- Education: Nada High School
- Alma mater: University of Tokyo
- Website: https://www.okada-lab.phys.s.u-tokyo.ac.jp/en/about

= Yasushi Okada =

Japanese biologist

Yasuji Okada (born 1968) is a Japanese molecular biologist and physician. He is a professor at the University of Tokyo. He is known for his research in single-molecule biology and bioimage informatics, notably discovering that kinesin can move as a single molecule. Collaborating with Olympus, he also developed a high-speed, high-resolution spinning disk super-resolution microscopy technique. He is the chief researcher at the University of Tokyo's International Research Centre for Neurointelligence, leading the Information Physics of Living Matters project. This project had already secured 1.15 billion yen (approximately US$10 million) of government research grant before it started.

== Career ==
Okada entered Nada Junior High School in 1981 and Nada High School in 1984. Commuting by train from his home in Osaka, he spent his travel time reading extensively. During his high school years, he read "Mechanics" by Landau and Lifshitz, part of the Course of Theoretical Physics series, and "The Feynman Lectures on Physics".

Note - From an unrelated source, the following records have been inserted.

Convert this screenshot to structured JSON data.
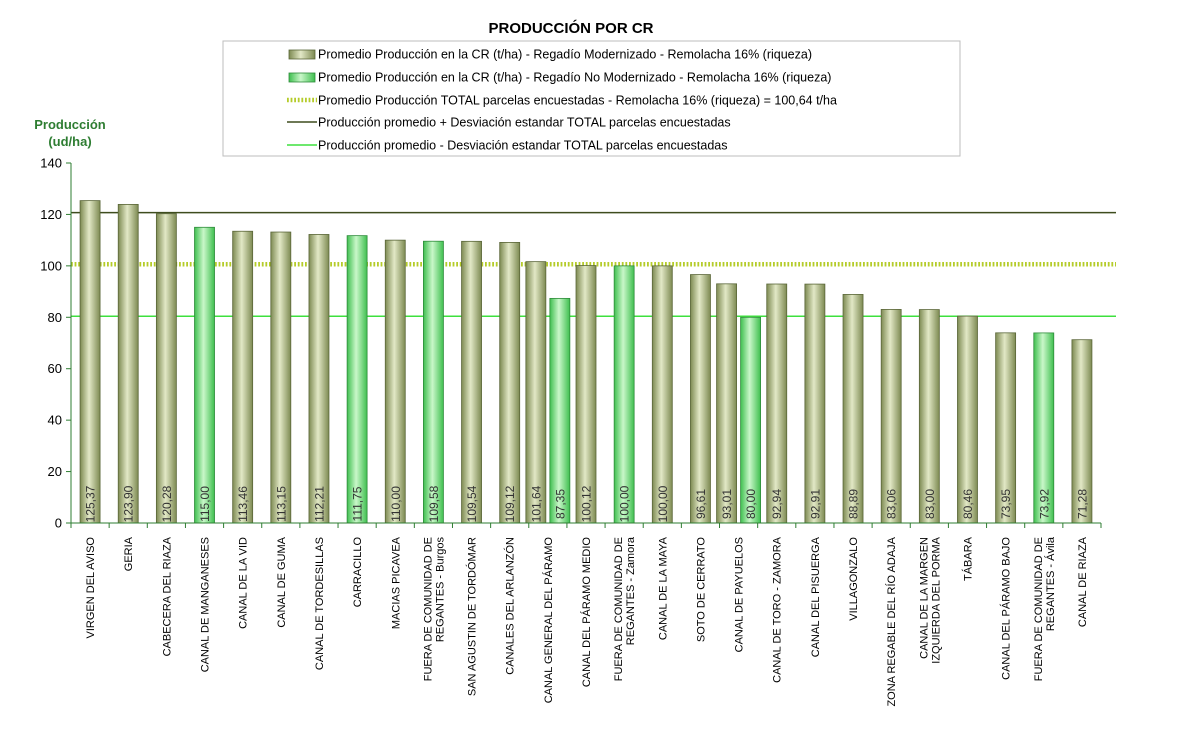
{
  "chart_data": {
    "type": "bar",
    "title": "PRODUCCIÓN POR CR",
    "ylabel_line1": "Producción",
    "ylabel_line2": "(ud/ha)",
    "ylim": [
      0,
      140
    ],
    "yticks": [
      0,
      20,
      40,
      60,
      80,
      100,
      120,
      140
    ],
    "categories": [
      "VIRGEN DEL AVISO",
      "GERIA",
      "CABECERA DEL RIAZA",
      "CANAL DE MANGANESES",
      "CANAL DE LA VID",
      "CANAL DE GUMA",
      "CANAL DE TORDESILLAS",
      "CARRACILLO",
      "MACIAS PICAVEA",
      "FUERA DE COMUNIDAD DE REGANTES - Burgos",
      "SAN AGUSTIN DE TORDÓMAR",
      "CANALES DEL ARLANZÓN",
      "CANAL GENERAL DEL PÁRAMO",
      "CANAL DEL PÁRAMO MEDIO",
      "FUERA DE COMUNIDAD DE REGANTES - Zamora",
      "CANAL DE LA MAYA",
      "SOTO DE CERRATO",
      "CANAL DE PAYUELOS",
      "CANAL DE TORO - ZAMORA",
      "CANAL DEL PISUERGA",
      "VILLAGONZALO",
      "ZONA REGABLE DEL RÍO ADAJA",
      "CANAL DE LA MARGEN IZQUIERDA DEL PORMA",
      "TÁBARA",
      "CANAL DEL PÁRAMO BAJO",
      "FUERA DE COMUNIDAD DE REGANTES - Ávila",
      "CANAL DE RIAZA"
    ],
    "category_lines": [
      [
        "VIRGEN DEL AVISO"
      ],
      [
        "GERIA"
      ],
      [
        "CABECERA DEL RIAZA"
      ],
      [
        "CANAL DE MANGANESES"
      ],
      [
        "CANAL DE LA VID"
      ],
      [
        "CANAL DE GUMA"
      ],
      [
        "CANAL DE TORDESILLAS"
      ],
      [
        "CARRACILLO"
      ],
      [
        "MACIAS PICAVEA"
      ],
      [
        "FUERA DE COMUNIDAD DE",
        "REGANTES - Burgos"
      ],
      [
        "SAN AGUSTIN DE TORDÓMAR"
      ],
      [
        "CANALES DEL ARLANZÓN"
      ],
      [
        "CANAL GENERAL DEL PÁRAMO"
      ],
      [
        "CANAL DEL PÁRAMO MEDIO"
      ],
      [
        "FUERA DE COMUNIDAD DE",
        "REGANTES - Zamora"
      ],
      [
        "CANAL DE LA MAYA"
      ],
      [
        "SOTO DE CERRATO"
      ],
      [
        "CANAL DE PAYUELOS"
      ],
      [
        "CANAL DE TORO - ZAMORA"
      ],
      [
        "CANAL DEL PISUERGA"
      ],
      [
        "VILLAGONZALO"
      ],
      [
        "ZONA REGABLE DEL RÍO ADAJA"
      ],
      [
        "CANAL DE LA MARGEN",
        "IZQUIERDA DEL PORMA"
      ],
      [
        "TÁBARA"
      ],
      [
        "CANAL DEL PÁRAMO BAJO"
      ],
      [
        "FUERA DE COMUNIDAD DE",
        "REGANTES - Ávila"
      ],
      [
        "CANAL DE RIAZA"
      ]
    ],
    "series": [
      {
        "name": "Promedio Producción en la CR (t/ha) - Regadío Modernizado  - Remolacha 16% (riqueza)",
        "color": "#a9b77a",
        "values": [
          125.37,
          123.9,
          120.28,
          null,
          113.46,
          113.15,
          112.21,
          null,
          110.0,
          null,
          109.54,
          109.12,
          101.64,
          100.12,
          null,
          100.0,
          96.61,
          93.01,
          92.94,
          92.91,
          88.89,
          83.06,
          83.0,
          80.46,
          73.95,
          null,
          71.28
        ],
        "labels": [
          "125,37",
          "123,90",
          "120,28",
          null,
          "113,46",
          "113,15",
          "112,21",
          null,
          "110,00",
          null,
          "109,54",
          "109,12",
          "101,64",
          "100,12",
          null,
          "100,00",
          "96,61",
          "93,01",
          "92,94",
          "92,91",
          "88,89",
          "83,06",
          "83,00",
          "80,46",
          "73,95",
          null,
          "71,28"
        ]
      },
      {
        "name": "Promedio Producción en la CR (t/ha) - Regadío No Modernizado  - Remolacha 16% (riqueza)",
        "color": "#7ee17e",
        "values": [
          null,
          null,
          null,
          115.0,
          null,
          null,
          null,
          111.75,
          null,
          109.58,
          null,
          null,
          87.35,
          null,
          100.0,
          null,
          null,
          80.0,
          null,
          null,
          null,
          null,
          null,
          null,
          null,
          73.92,
          null
        ],
        "labels": [
          null,
          null,
          null,
          "115,00",
          null,
          null,
          null,
          "111,75",
          null,
          "109,58",
          null,
          null,
          "87,35",
          null,
          "100,00",
          null,
          null,
          "80,00",
          null,
          null,
          null,
          null,
          null,
          null,
          null,
          "73,92",
          null
        ]
      }
    ],
    "lines": [
      {
        "name": "Promedio Producción TOTAL parcelas encuestadas - Remolacha 16% (riqueza) = 100,64 t/ha",
        "value": 100.64,
        "color": "#b5cc2a",
        "style": "dotted"
      },
      {
        "name": "Producción promedio + Desviación estandar TOTAL parcelas encuestadas",
        "value": 120.7,
        "color": "#3e4d1e",
        "style": "solid"
      },
      {
        "name": "Producción promedio - Desviación estandar TOTAL parcelas encuestadas",
        "value": 80.4,
        "color": "#3ee03e",
        "style": "solid"
      }
    ],
    "legend_position": "top",
    "grid": false,
    "axis_color": "#2e7d32"
  }
}
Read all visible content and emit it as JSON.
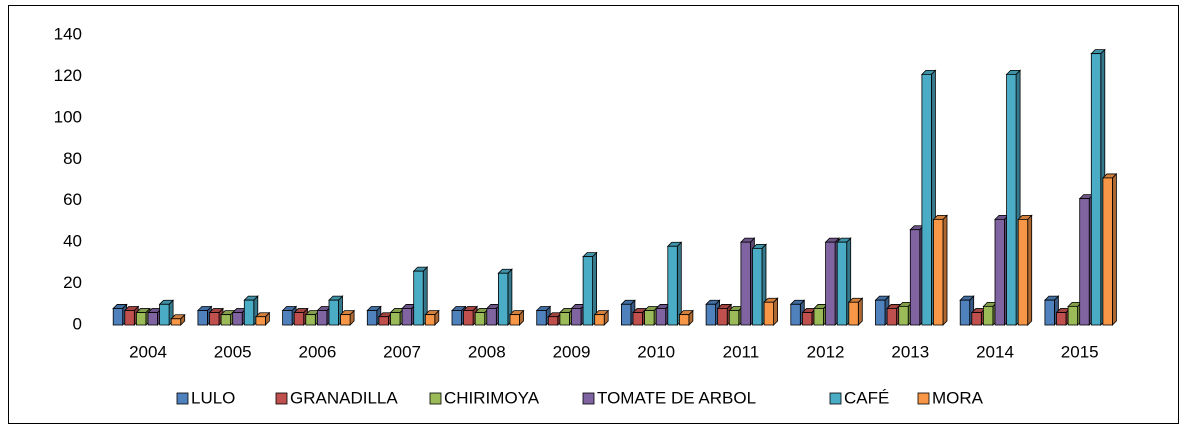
{
  "chart_data": {
    "type": "bar",
    "bar_style": "3d",
    "categories": [
      "2004",
      "2005",
      "2006",
      "2007",
      "2008",
      "2009",
      "2010",
      "2011",
      "2012",
      "2013",
      "2014",
      "2015"
    ],
    "series": [
      {
        "name": "LULO",
        "color": "#4f81bd",
        "values": [
          8,
          7,
          7,
          7,
          7,
          7,
          10,
          10,
          10,
          12,
          12,
          12
        ]
      },
      {
        "name": "GRANADILLA",
        "color": "#c0504d",
        "values": [
          7,
          6,
          6,
          4,
          7,
          4,
          6,
          8,
          6,
          8,
          6,
          6
        ]
      },
      {
        "name": "CHIRIMOYA",
        "color": "#9bbb59",
        "values": [
          6,
          5,
          5,
          6,
          6,
          6,
          7,
          7,
          8,
          9,
          9,
          9
        ]
      },
      {
        "name": "TOMATE DE ARBOL",
        "color": "#8064a2",
        "values": [
          6,
          6,
          7,
          8,
          8,
          8,
          8,
          40,
          40,
          46,
          51,
          61
        ]
      },
      {
        "name": "CAFÉ",
        "color": "#4bacc6",
        "values": [
          10,
          12,
          12,
          26,
          25,
          33,
          38,
          37,
          40,
          121,
          121,
          131
        ]
      },
      {
        "name": "MORA",
        "color": "#f79646",
        "values": [
          3,
          4,
          5,
          5,
          5,
          5,
          5,
          11,
          11,
          51,
          51,
          71
        ]
      }
    ],
    "ylim": [
      0,
      140
    ],
    "yticks": [
      0,
      20,
      40,
      60,
      80,
      100,
      120,
      140
    ],
    "grid": false,
    "legend": "bottom"
  }
}
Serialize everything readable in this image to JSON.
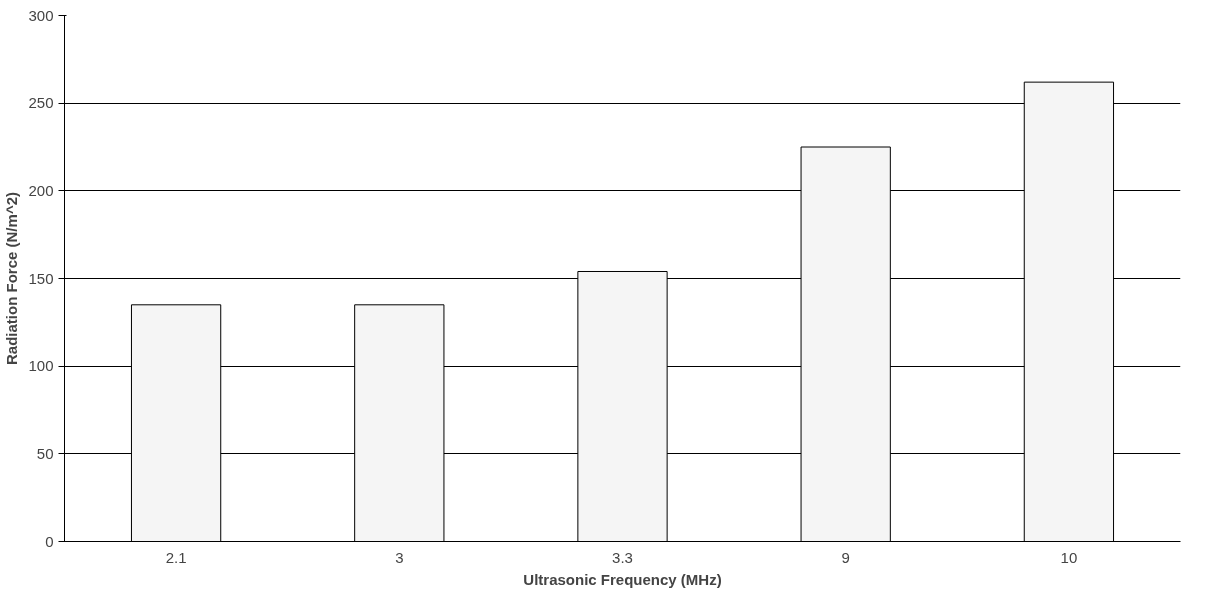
{
  "chart_data": {
    "type": "bar",
    "xlabel": "Ultrasonic Frequency (MHz)",
    "ylabel": "Radiation Force (N/m^2)",
    "categories": [
      "2.1",
      "3",
      "3.3",
      "9",
      "10"
    ],
    "series": [
      {
        "color": "#f5f5f5",
        "values": [
          135,
          135,
          154,
          225,
          262
        ]
      }
    ],
    "ylim": [
      0,
      300
    ],
    "yticks": [
      0,
      50,
      100,
      150,
      200,
      250,
      300
    ],
    "grid": "y"
  }
}
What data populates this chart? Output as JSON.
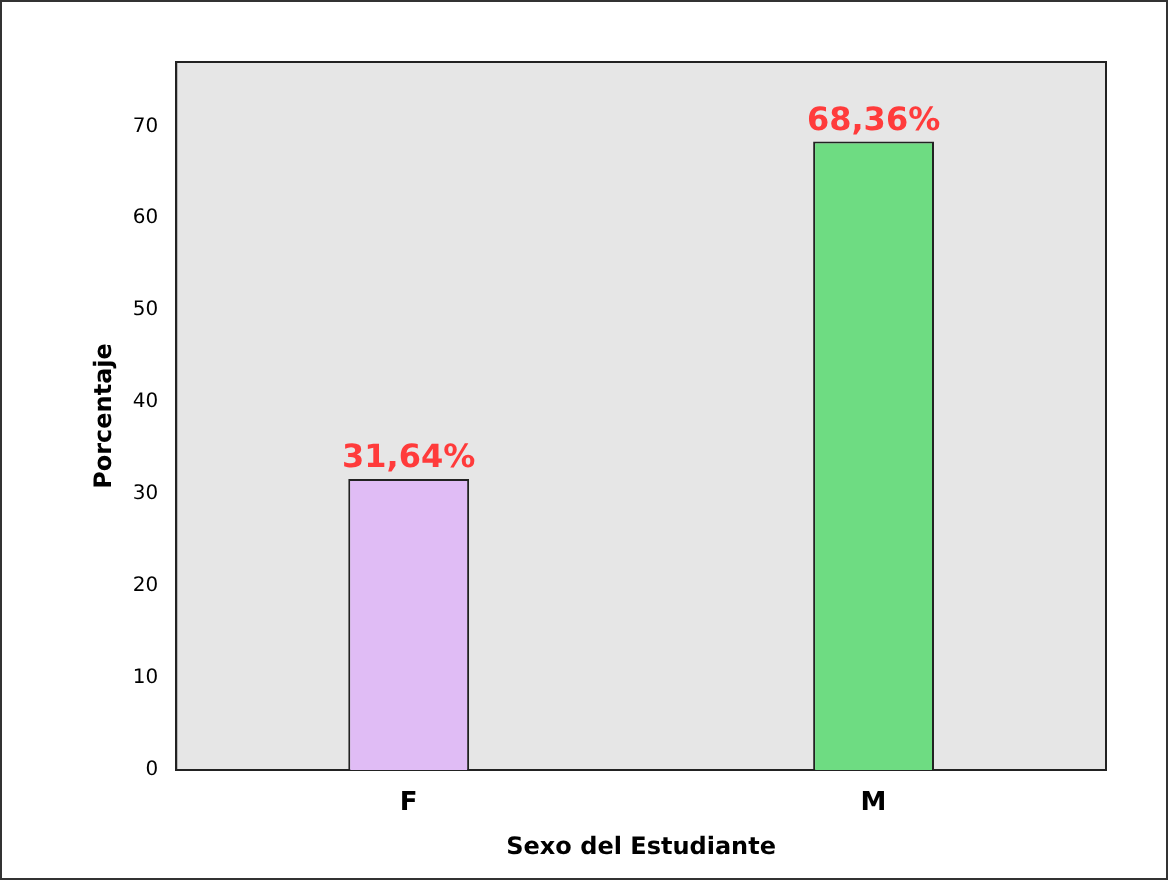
{
  "chart_data": {
    "type": "bar",
    "xlabel": "Sexo del Estudiante",
    "ylabel": "Porcentaje",
    "categories": [
      "F",
      "M"
    ],
    "values": [
      31.64,
      68.36
    ],
    "colors": [
      "#e0bcf5",
      "#6edc82"
    ],
    "value_labels": [
      "31,64%",
      "68,36%"
    ],
    "ylim": [
      0,
      77
    ],
    "yticks": [
      0,
      10,
      20,
      30,
      40,
      50,
      60,
      70
    ],
    "grid": false,
    "legend": false
  }
}
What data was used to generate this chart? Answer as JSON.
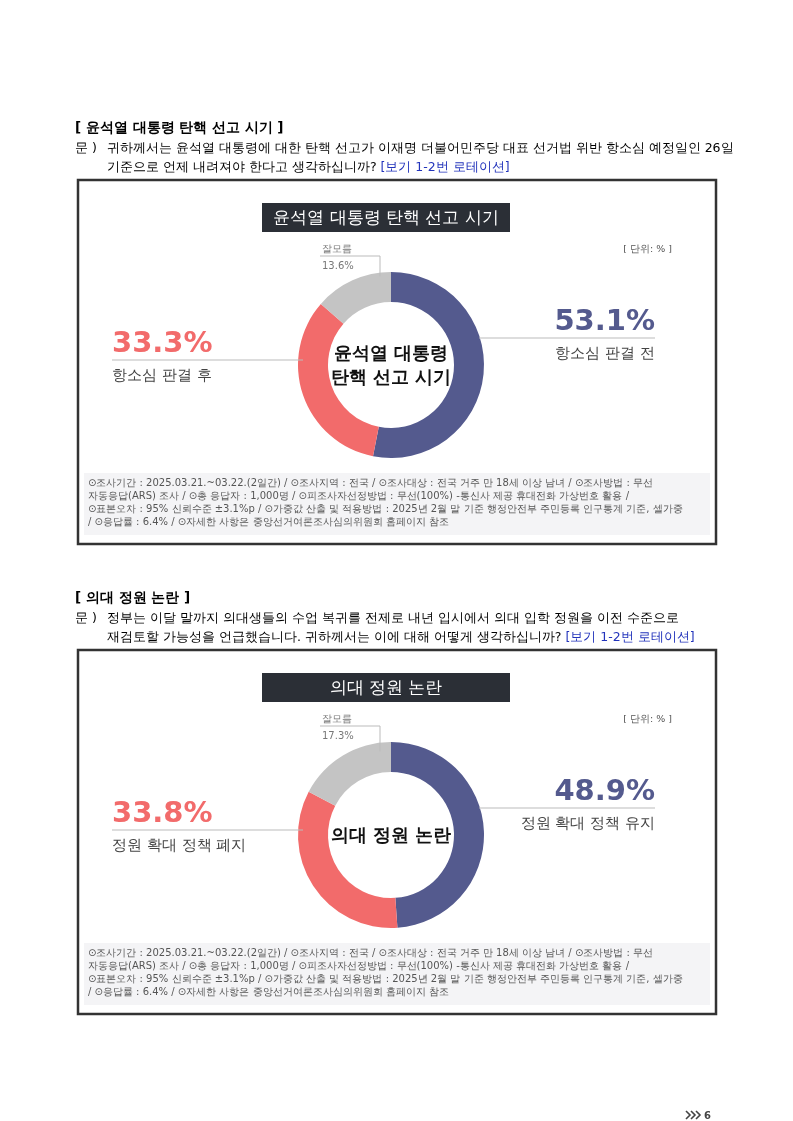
{
  "chart_data": [
    {
      "type": "donut",
      "title": "윤석열 대통령 탄핵 선고 시기",
      "categories": [
        "항소심 판결 전",
        "항소심 판결 후",
        "잘모름"
      ],
      "values": [
        53.1,
        33.3,
        13.6
      ],
      "colors": [
        "#545a8e",
        "#f26b6b",
        "#c4c4c4"
      ],
      "value_labels": [
        "53.1%",
        "33.3%",
        "13.6%"
      ],
      "annotations": [
        "[ 윤석열 대통령 탄핵 선고 시기 ]",
        "문 )",
        "귀하께서는 윤석열 대통령에 대한 탄핵 선고가 이재명 더불어민주당 대표 선거법 위반 항소심 예정일인 26일 기준으로 언제 내려져야 한다고 생각하십니까?",
        "[보기 1-2번 로테이션]",
        "윤석열 대통령\n탄핵 선고 시기",
        "[ 단위: % ]",
        "⊙조사기간 : 2025.03.21.~03.22.(2일간) / ⊙조사지역 : 전국 / ⊙조사대상 : 전국 거주 만 18세 이상 남녀 / ⊙조사방법 : 무선 자동응답(ARS) 조사 / ⊙총 응답자 : 1,000명 / ⊙피조사자선정방법 : 무선(100%) -통신사 제공 휴대전화 가상번호 활용 / ⊙표본오차 : 95% 신뢰수준 ±3.1%p / ⊙가중값 산출 및 적용방법 : 2025년 2월 말 기준 행정안전부 주민등록 인구통계 기준, 셀가중 / ⊙응답률 : 6.4% / ⊙자세한 사항은 중앙선거여론조사심의위원회 홈페이지 참조"
      ]
    },
    {
      "type": "donut",
      "title": "의대 정원 논란",
      "categories": [
        "정원 확대 정책 유지",
        "정원 확대 정책 폐지",
        "잘모름"
      ],
      "values": [
        48.9,
        33.8,
        17.3
      ],
      "colors": [
        "#545a8e",
        "#f26b6b",
        "#c4c4c4"
      ],
      "value_labels": [
        "48.9%",
        "33.8%",
        "17.3%"
      ],
      "annotations": [
        "[ 의대 정원 논란 ]",
        "문 )",
        "정부는 이달 말까지 의대생들의 수업 복귀를 전제로 내년 입시에서 의대 입학 정원을 이전 수준으로 재검토할 가능성을 언급했습니다. 귀하께서는 이에 대해 어떻게 생각하십니까?",
        "[보기 1-2번 로테이션]",
        "의대 정원 논란",
        "[ 단위: % ]",
        "⊙조사기간 : 2025.03.21.~03.22.(2일간) / ⊙조사지역 : 전국 / ⊙조사대상 : 전국 거주 만 18세 이상 남녀 / ⊙조사방법 : 무선 자동응답(ARS) 조사 / ⊙총 응답자 : 1,000명 / ⊙피조사자선정방법 : 무선(100%) -통신사 제공 휴대전화 가상번호 활용 / ⊙표본오차 : 95% 신뢰수준 ±3.1%p / ⊙가중값 산출 및 적용방법 : 2025년 2월 말 기준 행정안전부 주민등록 인구통계 기준, 셀가중 / ⊙응답률 : 6.4% / ⊙자세한 사항은 중앙선거여론조사심의위원회 홈페이지 참조",
        "6"
      ]
    }
  ]
}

In 1987, Okada matriculated at the University of Tokyo. Facing a decision in his second year there between the Medical School and the Department of Biochemistry in the Faculty of Science (Shinfuri), he chose Medicine following advice from Yoshinori Ohsumi. He began his doctoral studies in 1993. He focused on single-molecule biology using specialised optical microscopy to visualise the physical movements of individual molecules. While the prevailing theory was that kinesin motor proteins worked like two-legged walking, Okada discovered cases where a single molecule could move independently. Okada's doctoral thesis was titled "The motility mechanism of the single-headed kinesin motor, KIF1A".

Around 2005, he and his graduate students discovered the role of Kinesin-2, cilia, and flagella in determining the left-right asymmetry of the heart, a condition referred to as situs inversus.

In 2015, in collaboration with Olympus Corporation, he developed a super-resolution fluorescence microscope with approximately 100 nanometers spatial resolution and 10 milliseconds temporal resolution, named "spinning disk super-resolution microscopy". This technique was noted for being a hundred times faster than existing super-resolution microscopy methods and achieved the world's fastest shutter speed.